A festa de Purim comemora o dia da vitória do povo judeu sobre seus inimigos na época do Rei Assuero, durante o cativeiro dos judeus na Babilônia.

O Livro de Ester (Meguilá Ester), a base da festa de Purim, conta uma das mais queridas histórias bíblicas do judaísmo. Hamã, primeiro-ministro do rei, desenvolve um plano para aniquilar os judeus da Pérsia. Através de uma complexa sequência de eventos, a Rainha Ester, judia, e seu pai adotivo, Mordecai, conseguem interceder diretamente com o rei, estragando o plano de Hamã. É então proclamado o feriado de Purim.

O nome "Purim" vem da palavra hebraica "pur", que significa "sorteio", pois este era o método usado por Hamã para escolher a data na qual pretendia massacrar os judeus do país. Hamã havia emitido um decreto sem o conhecimento total do rei Assuero, determinando que o povo judeu deveria ser exterminado da terra sem qualquer direito de defesa.

Segundo a lei medo-persa, qualquer decreto, depois de emitido, não poderia mais ser revogado nem pelo próprio rei. A solução encontrada por Mordecai e pela rainha Ester foi a de se emitir um segundo decreto, dando o direito aos judeus de se defenderem.

De fato, apesar de Purim ser o dia mais alegre do ano, sua história é sobre a reversão desse édito de genocídio contra o povo judeu. Conta a história que, para salvar seu povo, Ester teve que enfrentar o rei. Por isso, ciente do grave perigo, pede a Mordecai: "Vá e reúna todos os judeus que estão em Shushan e jejuem durante três dias e três noites". Jejuando e pedindo perdão por todas as suas falhas, os judeus de Shushan buscavam a Proteção Divina. Apelaram para a Misericórdia Divina, pois sabiam, assim como Ester, que somente com a ajuda do Todo-Poderoso poderiam conseguir a anulação do decreto fatal. Desde então, para lembrar este acontecimento, os judeus jejuam no dia anterior a Purim. O "Jejum de Ester", Taanit Esther, é iniciado pouco antes do nascer do sol do dia 13 de Adar e acaba ao pôr-do-sol do mesmo dia.

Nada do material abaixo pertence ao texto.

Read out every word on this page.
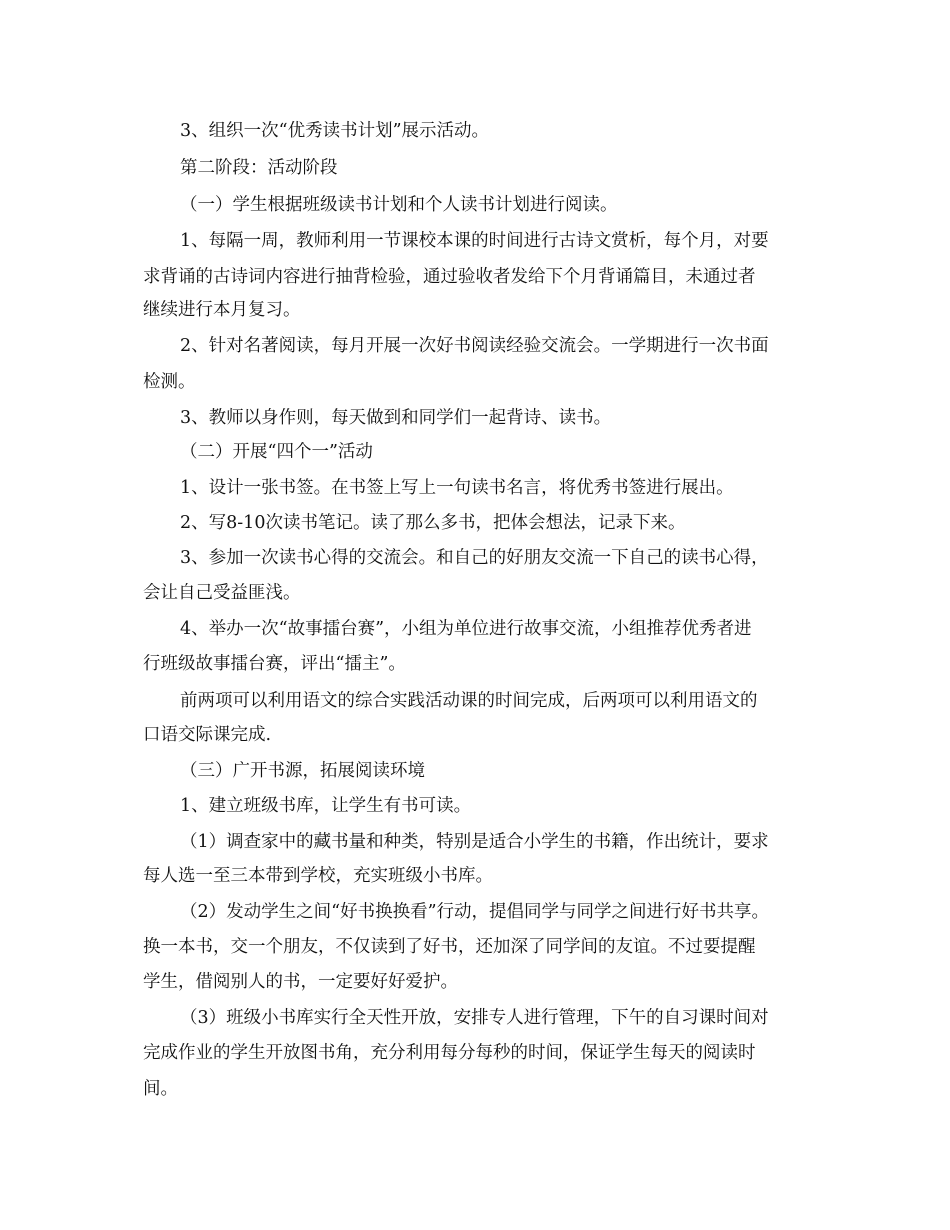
3、组织一次“优秀读书计划”展示活动。
第二阶段：活动阶段
（一）学生根据班级读书计划和个人读书计划进行阅读。
1、每隔一周，教师利用一节课校本课的时间进行古诗文赏析，每个月，对要
求背诵的古诗词内容进行抽背检验，通过验收者发给下个月背诵篇目，未通过者
继续进行本月复习。
2、针对名著阅读，每月开展一次好书阅读经验交流会。一学期进行一次书面
检测。
3、教师以身作则，每天做到和同学们一起背诗、读书。
（二）开展“四个一”活动
1、设计一张书签。在书签上写上一句读书名言，将优秀书签进行展出。
2、写8-10次读书笔记。读了那么多书，把体会想法，记录下来。
3、参加一次读书心得的交流会。和自己的好朋友交流一下自己的读书心得，
会让自己受益匪浅。
4、举办一次“故事擂台赛”，小组为单位进行故事交流，小组推荐优秀者进
行班级故事擂台赛，评出“擂主”。
前两项可以利用语文的综合实践活动课的时间完成，后两项可以利用语文的
口语交际课完成.
（三）广开书源，拓展阅读环境
1、建立班级书库，让学生有书可读。
（1）调查家中的藏书量和种类，特别是适合小学生的书籍，作出统计，要求
每人选一至三本带到学校，充实班级小书库。
（2）发动学生之间“好书换换看”行动，提倡同学与同学之间进行好书共享。
换一本书，交一个朋友，不仅读到了好书，还加深了同学间的友谊。不过要提醒
学生，借阅别人的书，一定要好好爱护。
（3）班级小书库实行全天性开放，安排专人进行管理，下午的自习课时间对
完成作业的学生开放图书角，充分利用每分每秒的时间，保证学生每天的阅读时
间。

Quando chega a noite e se inicia o dia 14 de Adar, começa a festa de Purim. Porém, antes de quebrar-se o jejum, ouve-se a Meguilá Ester. Esta deve ser lida na íntegra de um rolo de pergaminho e em voz alta, tanto à noite quanto na manhã seguinte. Todos devem ficar atentos durante a leitura para ouvir cada palavra, pois o propósito da leitura é entender o que ocorreu na época da Rainha Ester e aprender que os eventos de Purim não pertencem ao passado. Repetem-se, espiritualmente, em todas as gerações.

Na Meguilá estão mencionados alguns dos preceitos que devem ser observados nesta data, sendo que outros foram instituídos pelo próprio Mordecai.

Os quatro principais mandamentos do dia são:

  • Ouvir a leitura pública, geralmente na sinagoga, do Livro de Ester de noite e novamente na manhã seguinte (kriat meguilá)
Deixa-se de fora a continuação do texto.